The OECD has long been concerned with the concept of base erosion and profit shifting (BEPS), and believes that the OECD and G-20 countries should take a coordinated approach to developing an action plan that could successfully deter base erosion and profit shifting behaviors by multinationals. The study shows that because current international tax standards have not kept pace with changes in global business practices, sophisticated multinationals may be able to significantly reduce their effective tax rates while their smaller counterparts who often only operate domestically, pay tax at a higher effective rate.
The Base Erosion and Profit Shifting (BEPS) Action Plan adopted by the OECD and G20 countries in 2013 was intended to enhance transparency for tax administrations by providing them with adequate information to assess high-level transfer pricing and other BEPS-related risks. The agreed approach was to require multinationals to file high level Country-by-Country reports containing this information. The implementing agreement for CbC reporting was the Multilateral Competent Authority Agreement on the Exchange of CbC Reports (the “CbC MCAA”).

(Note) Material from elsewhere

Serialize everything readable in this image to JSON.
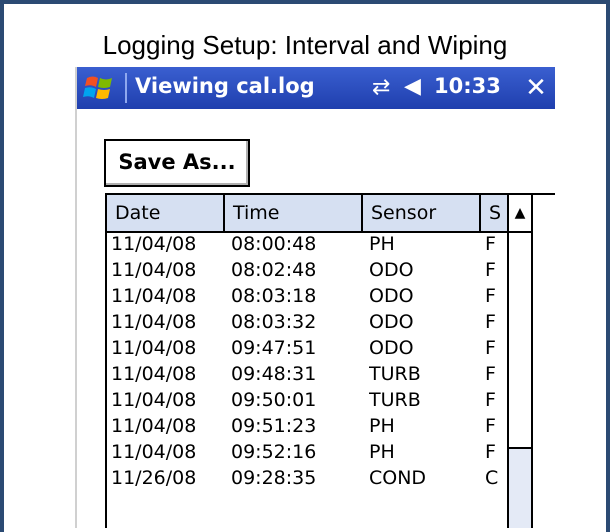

Although the U.S. has not signed the CbC MCAA Agreement, the U.S. does generally follow the intent of this Agreement. Consistent with this approach, the IRS issued final regulations relating to CbC Reporting on July 18, 2016, which are effective as of June 30, 2016. Under these regulations the ultimate parent of a U.S. multinational enterprise (MNE) is required to file an information return on Form 8975. Form 8975 requires the ultimate parent entity of a U.S. MNE group to report information, on a country-by-country basis, related to the group’s income and taxes paid, together with certain indicators of the location of the group’s economic activity.
The IRS defines the ultimate parent of a U.S. MNE as a U.S. business entity that owns a sufficient interest in a business entity organized outside the U.S. that the non-U.S. entity should be consolidated with the U.S. business entity under U.S. GAAP principles.
The reporting period is the ultimate parent’s financial statement prepared for the 12 month period that ends with or within the ultimate parent’s taxable year. For U.S. purposes, reporting applies to tax years that begin on or after June 30, 2016, although voluntary reporting for years beginning after 2015 but before the effective date of the final regulations is permitted.
However, the IRS understands some jurisdictions have adopted CbC reporting requirements for annual accounting periods beginning on or after January 1, 2016. This would require a U.S. MNE’s subsidiary resident in the jurisdiction to report CbC information for this period even if the U.S. did not require reporting for that period. As a result, local affiliates of a U.S. MNE group might be subject to local CbC filing for early reporting periods, unless the ultimate parent entity files a Form 8975 or reports CbC information to another jurisdiction, for such early reporting period.
The IRS indicated in the preamble to the CbC reporting regulations that it would provide a procedure for ultimate parent entities of U.S. MNE groups to file Form 8975 for such early reporting periods. To accomplish this, Rev Proc 2017-23, Sec. 3.01, provides that beginning on Sept. 1, 2017, Form 8975 may be filed for an early reporting period with the income tax return or other return as provided in the Instructions to Form 8975 for the tax year of the ultimate parent entity of the U.S. MNE group with or within which the early reporting period ends.
In order to file Form 8975 for an early reporting period, an ultimate parent entity that files (or has filed) an income tax return for a tax year that includes an early reporting period without a Form 8975 attached must follow the procedures for filing an amended income tax return and attach Form 8975 to the amended return within twelve months of the close of the tax year that includes the early reporting period. Filing an amended income tax return solely to attach Form 8975 in accordance with Rev Proc 2017-23 will have no effect on the statute of limitations for the income tax return.
Rev Proc 2017-23 applies to reporting periods of ultimate parent entities of U.S. MNE groups that begin on or after January 1, 2016, but before June 30, 2016.
This Revenue Procedure is important in that it provides guidance to U.S. MNEs with reporting subsidiaries in a jurisdiction that requires early CbC reporting. More importantly, it provides that U.S. MNEs that have to file amended returns to comply with these foreign jurisdiction reporting requirements will not extend the statute of limitations on a previously filed return.